Jupiter has apparently been smacked again by a rogue object hurtling through space, new images from amateur astronomers and NASA reveal.
A giant scar-like blemish has appeared in the clouds near Jupiter's south polar region, which NASA observed in infrared after receiving a tip from an amateur skywatcher in Australia. The likely impact appears to have occurred exactly 15 years after the remnants of Comet Shoemaker-Levy 9 bombarded the planet in 1994 in an event that was widely predicted and scrutinized as it happened.
The latest impact was not predicted, and it was caught by chance.
"We were extremely lucky to be seeing Jupiter at exactly the right time, the right hour, the right side of Jupiter to witness the event," said Glenn Orton, a scientist at NASA's Jet Propulsion Laboratory in Pasadena, Calif., in a statement. "We couldn't have planned it better."
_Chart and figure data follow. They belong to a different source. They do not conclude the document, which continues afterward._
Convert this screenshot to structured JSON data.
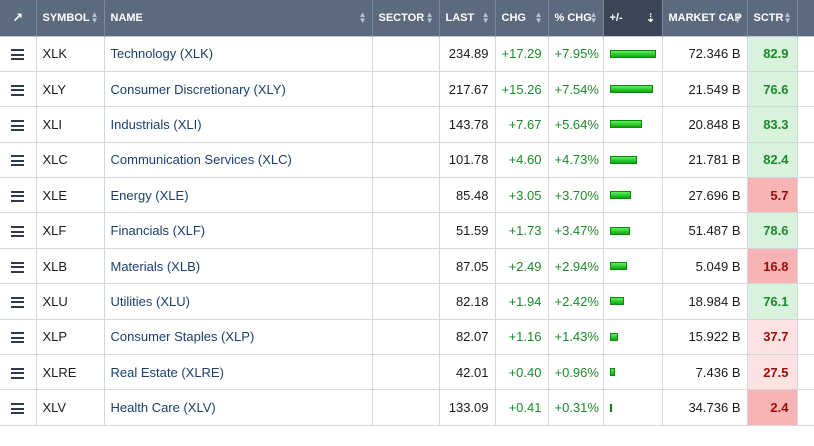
{
  "header": {
    "external_icon": "external-link-icon",
    "symbol": "SYMBOL",
    "name": "NAME",
    "sector": "SECTOR",
    "last": "LAST",
    "chg": "CHG",
    "pct_chg": "% CHG",
    "plus_minus": "+/-",
    "market_cap": "MARKET CAP",
    "sctr": "SCTR"
  },
  "colors": {
    "header_bg": "#5b6a7f",
    "positive_text": "#1b8a2a",
    "bar_green": "#18c018",
    "sctr_high_bg": "#d8f2dc",
    "sctr_high_text": "#1b8a2a",
    "sctr_low_bg": "#f8b4b4",
    "sctr_mid_bg": "#fde2e2",
    "sctr_low_text": "#9e0b0b"
  },
  "rows": [
    {
      "symbol": "XLK",
      "name": "Technology (XLK)",
      "sector": "",
      "last": "234.89",
      "chg": "+17.29",
      "pct_chg": "+7.95%",
      "pct_value": 7.95,
      "market_cap": "72.346 B",
      "sctr": "82.9",
      "sctr_level": "high"
    },
    {
      "symbol": "XLY",
      "name": "Consumer Discretionary (XLY)",
      "sector": "",
      "last": "217.67",
      "chg": "+15.26",
      "pct_chg": "+7.54%",
      "pct_value": 7.54,
      "market_cap": "21.549 B",
      "sctr": "76.6",
      "sctr_level": "high"
    },
    {
      "symbol": "XLI",
      "name": "Industrials (XLI)",
      "sector": "",
      "last": "143.78",
      "chg": "+7.67",
      "pct_chg": "+5.64%",
      "pct_value": 5.64,
      "market_cap": "20.848 B",
      "sctr": "83.3",
      "sctr_level": "high"
    },
    {
      "symbol": "XLC",
      "name": "Communication Services (XLC)",
      "sector": "",
      "last": "101.78",
      "chg": "+4.60",
      "pct_chg": "+4.73%",
      "pct_value": 4.73,
      "market_cap": "21.781 B",
      "sctr": "82.4",
      "sctr_level": "high"
    },
    {
      "symbol": "XLE",
      "name": "Energy (XLE)",
      "sector": "",
      "last": "85.48",
      "chg": "+3.05",
      "pct_chg": "+3.70%",
      "pct_value": 3.7,
      "market_cap": "27.696 B",
      "sctr": "5.7",
      "sctr_level": "low"
    },
    {
      "symbol": "XLF",
      "name": "Financials (XLF)",
      "sector": "",
      "last": "51.59",
      "chg": "+1.73",
      "pct_chg": "+3.47%",
      "pct_value": 3.47,
      "market_cap": "51.487 B",
      "sctr": "78.6",
      "sctr_level": "high"
    },
    {
      "symbol": "XLB",
      "name": "Materials (XLB)",
      "sector": "",
      "last": "87.05",
      "chg": "+2.49",
      "pct_chg": "+2.94%",
      "pct_value": 2.94,
      "market_cap": "5.049 B",
      "sctr": "16.8",
      "sctr_level": "low"
    },
    {
      "symbol": "XLU",
      "name": "Utilities (XLU)",
      "sector": "",
      "last": "82.18",
      "chg": "+1.94",
      "pct_chg": "+2.42%",
      "pct_value": 2.42,
      "market_cap": "18.984 B",
      "sctr": "76.1",
      "sctr_level": "high"
    },
    {
      "symbol": "XLP",
      "name": "Consumer Staples (XLP)",
      "sector": "",
      "last": "82.07",
      "chg": "+1.16",
      "pct_chg": "+1.43%",
      "pct_value": 1.43,
      "market_cap": "15.922 B",
      "sctr": "37.7",
      "sctr_level": "mid"
    },
    {
      "symbol": "XLRE",
      "name": "Real Estate (XLRE)",
      "sector": "",
      "last": "42.01",
      "chg": "+0.40",
      "pct_chg": "+0.96%",
      "pct_value": 0.96,
      "market_cap": "7.436 B",
      "sctr": "27.5",
      "sctr_level": "mid"
    },
    {
      "symbol": "XLV",
      "name": "Health Care (XLV)",
      "sector": "",
      "last": "133.09",
      "chg": "+0.41",
      "pct_chg": "+0.31%",
      "pct_value": 0.31,
      "market_cap": "34.736 B",
      "sctr": "2.4",
      "sctr_level": "low"
    }
  ]
}
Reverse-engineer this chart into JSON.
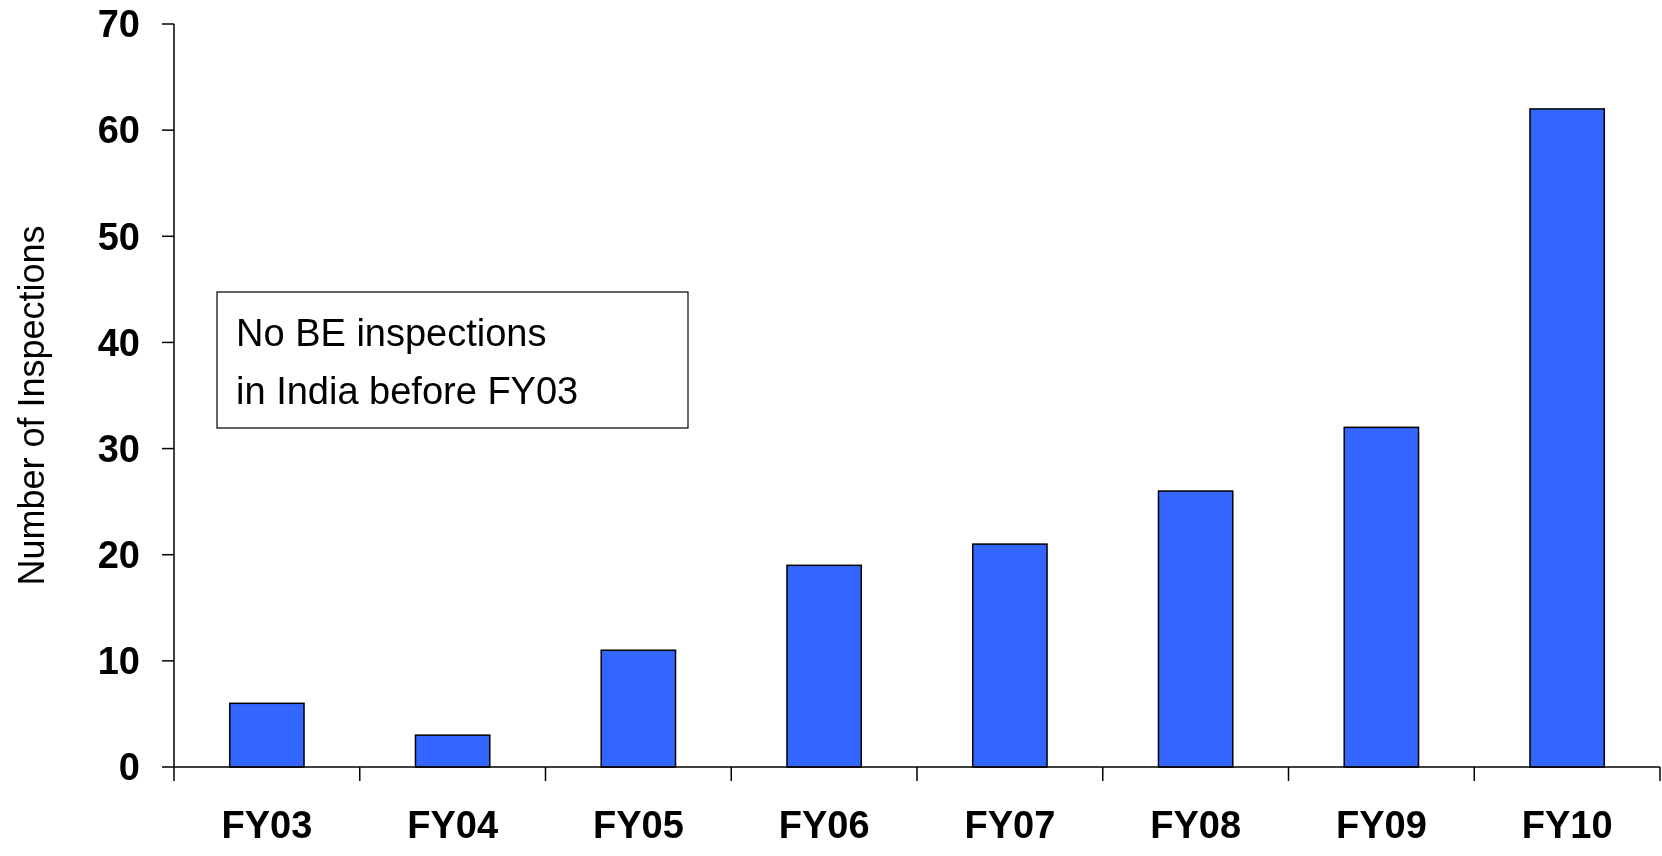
{
  "chart_data": {
    "type": "bar",
    "ylabel": "Number of Inspections",
    "categories": [
      "FY03",
      "FY04",
      "FY05",
      "FY06",
      "FY07",
      "FY08",
      "FY09",
      "FY10"
    ],
    "values": [
      6,
      3,
      11,
      19,
      21,
      26,
      32,
      62
    ],
    "color": "#3366ff",
    "ylim": [
      0,
      70
    ],
    "yticks": [
      0,
      10,
      20,
      30,
      40,
      50,
      60,
      70
    ],
    "grid": false,
    "annotations": [
      "No BE inspections\nin India before FY03"
    ]
  }
}
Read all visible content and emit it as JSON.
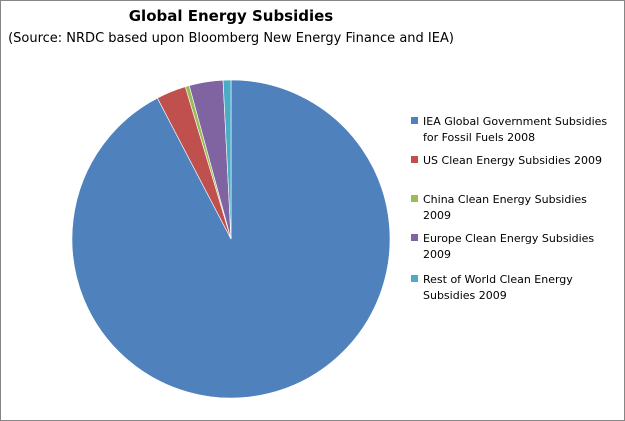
{
  "chart_data": {
    "type": "pie",
    "title": "Global Energy Subsidies",
    "subtitle": "(Source: NRDC based upon  Bloomberg New Energy Finance and IEA)",
    "legend_position": "right",
    "categories": [
      "IEA Global Government Subsidies for Fossil Fuels 2008",
      "US Clean Energy Subsidies 2009",
      "China Clean Energy Subsidies 2009",
      "Europe Clean Energy Subsidies 2009",
      "Rest of World Clean Energy Subsidies 2009"
    ],
    "values": [
      557,
      18.2,
      2.5,
      20.7,
      4.8
    ],
    "colors": [
      "#4F81BD",
      "#C0504D",
      "#9BBB59",
      "#8064A2",
      "#4BACC6"
    ]
  }
}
Orton and his colleagues used JPL's Infrared Telescope Facility atop Mauna Kea in Hawaii to collect evidence of the impact. The initial call came from Anthony Wesley of Murrumbateman, Australia, who told NASA he noticed a new dark "scar" suddenly appear on Jupiter early Friday between 6 a.m. and 12 p.m. EDT (1000 and 1600 GMT).
A hit on Jupiter
In an observation report posted to his Web site, Wesley said he almost missed spotting Jupiter's new blemish entirely because he was tired after a late-night skywatching session.
"It was a very near thing," he wrote, adding that by 1 a.m. Local Time, he decided at the last minute to keep observing for another half hour.
"I'd noticed a dark spot rotating into view in Jupiter's south polar region and was starting to get curious," Wesley went on. "When first seen close to the limb (and in poor conditions) it was only a vaguely dark spot, I thought likely to be just a normal dark polar storm. However as it rotated further into view, and the conditions also improved, I suddenly realized that it wasn't just dark, it was black in all channels, meaning it was truly a black spot."
Video: Collision blasts Jupiter The spot, Wesley added, was moving too slow to be a moon and his previous observations from two days earlier showed a pristine, spotless Jupiter. A short while later, he decided to begin contacting people to spread the news of his find.
Orton and his team haven't stopped tracking Jupiter, which is a gas giant and the largest planet in the solar system.
The near-infrared image collected by his team revealed the odd blemish, which appeared to have a bright center, and what looked like debris to the northwest of the likely impact site.
"It could be the impact of a comet, but we don't know for sure yet," Orton said. "It's been a whirlwind of a day, and this on the anniversary of the Shoemaker-Levy 9 and Apollo anniversaries is amazing."
Other skywatchers have also been tracking the apparent Jovian impact. Lars Zielke, a skywatcher based in Tvis, Denmark, spotted the tell-tale scar to much excitement.
"My camera showed the spot clearly and I was lucky to get at great sequence with the dark spot and Io passing by," he told SPACE.com. "I was so thrilled that I didn't stop in time, so I missed the first hours of work this morning."
Echoes of Shoemaker-Levy 9
Between July 16 and July 22 in 1994, Comet Shoemaker-Levy 9 was torn apart by Jupiter's gravity as it swung past the planet. The remaining pieces crashed into the planet while astronomers looked on with telescopes on Earth and in space.
It was the first collision of two objects within the solar system in ever observed from Earth.
The impacts were cataclysmic. More than 20 fragments - some as large as 1.2 miles (2 km) across - slammed into Jupiter at 134,200 mph (215,973 kph) as the planet rotated, sending plumes of hot gas into the Jovian atmosphere and causing dark scars that lasted for weeks.
A similar impact on Earth would cause widespread devastation on a global scale.